Ceres, a finalist for the 2011 Prometheus Award for best libertarian novel, is the latest opus from noted libertarian author L. Neil Smith, best known for The Probability Broach.  As you would expect from Mr. Smith, Ceres is a treasure trove for the liberty lover, a work that could only come from an uncompromising libertarian.  Nearly every page has some sound libertarian principle or perhaps a new twist on libertarian ideas that the reader may not have considered before.  For instance, we know that government is coercion, an institution organized around this principle, but have we considered the role of agriculture in the development of the State?  Was it perhaps our settling down into permanent communities that allowed for the contraction of that particular disease?  Right or wrong, it’s food for thought and worth considering.  Ceres is filled with such things.

The story takes place in the 22nd century and follows the lives of characters connected in some way to the terraforming of Ceres, the planetoid – now called a dwarf planet — and largest object in the main asteroid belt.  Most of the protagonists belong to the Ngu family, and those that don’t are close friends.  Llyra Ayn Ngu is a figure skater born on Pallas, an object in the asteroid belt even smaller than Ceres.  She goes to Ceres to acclimate her body to its greater gravity, and from there moves to the Moon, and thence to Mars and finally to Earth, where she dreams of ice skating success.

The different sections of the book are named after the gravity of each body, whether it’s one tenth gee, one sixth, one third or one gee.  Given this, we might call Llyra the main character, although her brother Wilson gets just as much attention.  Nevertheless, Llyra’s goal and struggle to achieve it are the only constants in the novel, present from the opening chapter to the end.  The rest concerns the various interests of the Ngu family and friends, often when in conflict with the environmentalists who seek to stop human expansion into space and the sullying of the environment as they see it.
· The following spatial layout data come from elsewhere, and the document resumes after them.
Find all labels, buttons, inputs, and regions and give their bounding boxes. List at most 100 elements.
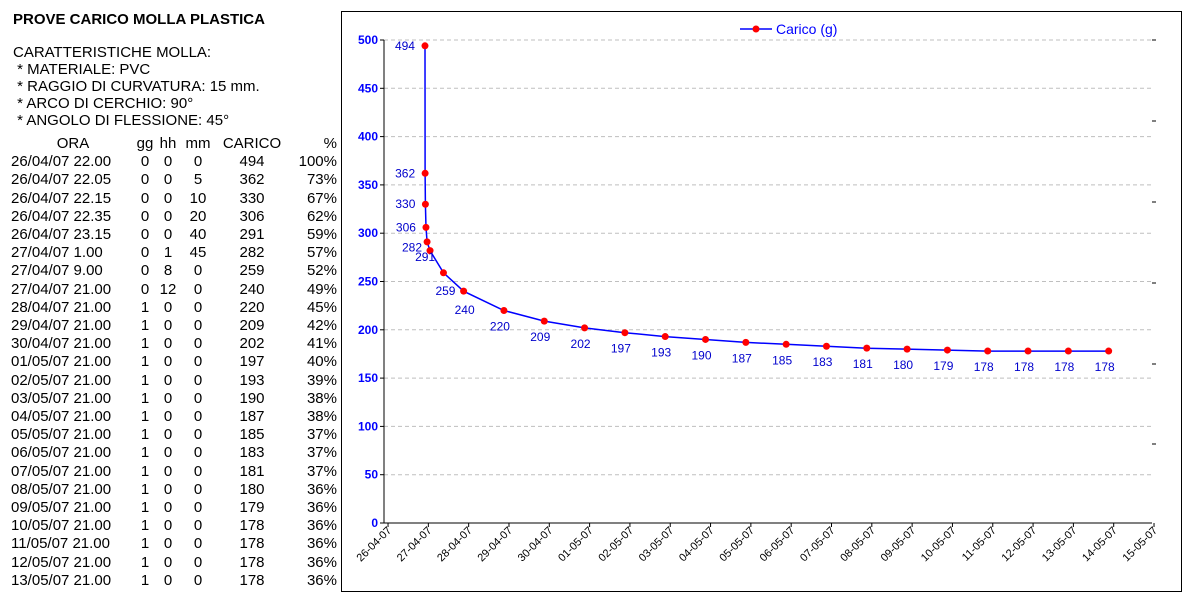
cell-ora: 30/04/07 21.00 [11, 335, 112, 353]
table-row: 10/05/07 21.00 1 0 0 178 36% [11, 517, 337, 535]
cell-mm: 0 [193, 408, 203, 426]
cell-gg: 1 [140, 499, 150, 517]
data-label: 240 [455, 303, 475, 317]
data-label: 183 [812, 355, 832, 369]
cell-ora: 26/04/07 23.15 [11, 226, 112, 244]
cell-gg: 0 [140, 171, 150, 189]
cell-mm: 45 [189, 244, 207, 262]
data-label: 362 [395, 166, 415, 180]
data-label: 187 [732, 351, 752, 365]
data-point [581, 324, 589, 332]
header-mm: mm [185, 135, 211, 152]
table-row: 01/05/07 21.00 1 0 0 197 40% [11, 353, 337, 371]
cell-mm: 0 [193, 444, 203, 462]
cell-hh: 0 [163, 571, 173, 589]
cell-percent: 45% [306, 298, 337, 316]
data-point [500, 306, 508, 314]
cell-mm: 0 [193, 517, 203, 535]
cell-carico: 197 [239, 353, 265, 371]
cell-hh: 0 [163, 426, 173, 444]
data-label: 306 [396, 220, 416, 234]
data-label: 291 [415, 250, 435, 264]
data-point [1024, 347, 1032, 355]
cell-hh: 0 [163, 553, 173, 571]
cell-carico: 187 [239, 408, 265, 426]
cell-gg: 0 [140, 207, 150, 225]
cell-carico: 185 [239, 426, 265, 444]
x-tick-label: 05-05-07 [717, 525, 757, 565]
cell-hh: 0 [163, 353, 173, 371]
cell-percent: 41% [306, 335, 337, 353]
x-tick-label: 28-04-07 [435, 525, 475, 565]
cell-ora: 27/04/07 1.00 [11, 244, 103, 262]
cell-ora: 11/05/07 21.00 [11, 535, 110, 553]
header-hh: hh [159, 135, 177, 152]
data-label: 220 [490, 319, 510, 333]
table-row: 02/05/07 21.00 1 0 0 193 39% [11, 372, 337, 390]
chart-frame: Carico (g) 0 50 100 150 200 250 300 350 400 450 50… [341, 11, 1182, 592]
cell-carico: 178 [239, 535, 265, 553]
y-tick-label: 0 [371, 516, 378, 530]
cell-percent: 42% [306, 317, 337, 335]
cell-carico: 179 [239, 499, 265, 517]
cell-percent: 36% [306, 571, 337, 589]
cell-carico: 193 [239, 371, 265, 389]
cell-carico: 306 [239, 207, 265, 225]
cell-hh: 0 [163, 207, 173, 225]
data-point [943, 346, 951, 354]
cell-gg: 1 [140, 408, 150, 426]
cell-mm: 0 [193, 499, 203, 517]
cell-hh: 0 [163, 298, 173, 316]
cell-mm: 10 [189, 189, 207, 207]
cell-percent: 59% [306, 226, 337, 244]
cell-percent: 57% [306, 244, 337, 262]
cell-hh: 0 [163, 499, 173, 517]
cell-mm: 0 [193, 535, 203, 553]
cell-mm: 0 [193, 462, 203, 480]
data-point [540, 317, 548, 325]
cell-percent: 37% [306, 444, 337, 462]
cell-carico: 178 [239, 571, 265, 589]
cell-hh: 0 [163, 317, 173, 335]
cell-ora: 26/04/07 22.05 [11, 171, 112, 189]
cell-percent: 100% [298, 153, 337, 171]
cell-carico: 178 [239, 553, 265, 571]
cell-carico: 181 [239, 462, 265, 480]
cell-percent: 37% [306, 426, 337, 444]
cell-carico: 183 [239, 444, 265, 462]
cell-mm: 0 [193, 371, 203, 389]
cell-gg: 1 [140, 298, 150, 316]
page-title: PROVE CARICO MOLLA PLASTICA [13, 11, 265, 28]
data-label: 181 [853, 357, 873, 371]
cell-carico: 282 [239, 244, 265, 262]
data-label: 178 [1054, 360, 1074, 374]
y-tick-label: 350 [358, 178, 378, 192]
chart: Carico (g) 0 50 100 150 200 250 300 350 400 450 50… [355, 21, 1161, 565]
data-point [439, 269, 447, 277]
legend-marker [752, 25, 760, 33]
y-tick-label: 450 [358, 81, 378, 95]
table-row: 26/04/07 22.15 0 0 10 330 67% [11, 190, 337, 208]
data-point [421, 42, 429, 50]
table-row: 07/05/07 21.00 1 0 0 181 37% [11, 463, 337, 481]
cell-gg: 1 [140, 426, 150, 444]
cell-mm: 0 [193, 262, 203, 280]
cell-carico: 259 [239, 262, 265, 280]
x-tick-label: 03-05-07 [637, 525, 677, 565]
x-tick-label: 30-04-07 [516, 525, 556, 565]
cell-gg: 1 [140, 335, 150, 353]
cell-ora: 12/05/07 21.00 [11, 553, 112, 571]
cell-gg: 1 [140, 517, 150, 535]
data-point [621, 329, 629, 337]
table-row: 26/04/07 23.15 0 0 40 291 59% [11, 226, 337, 244]
data-label: 209 [530, 330, 550, 344]
cell-percent: 67% [306, 189, 337, 207]
header-carico: CARICO [222, 135, 282, 152]
cell-ora: 13/05/07 21.00 [11, 571, 112, 589]
table-row: 27/04/07 9.00 0 8 0 259 52% [11, 262, 337, 280]
cell-gg: 0 [140, 262, 150, 280]
cell-gg: 1 [140, 553, 150, 571]
table-row: 27/04/07 1.00 0 1 45 282 57% [11, 244, 337, 262]
cell-carico: 180 [239, 480, 265, 498]
cell-ora: 04/05/07 21.00 [11, 408, 112, 426]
It is beyond dispute that L. Neil Smith is a dedicated libertarian.  He has spent many hours of his life pouring himself into prose, seeking to spread the libertarian ethic and philosophy for the betterment of mankind.  However, just as, in a debate, a libertarian stands a better chance of convincing if the other party genuinely likes him, so too does a book stand a better chance of convincing in proportion to how much it charms the reader.  One might make a few suggestions in the interest of getting the most out of Ceres.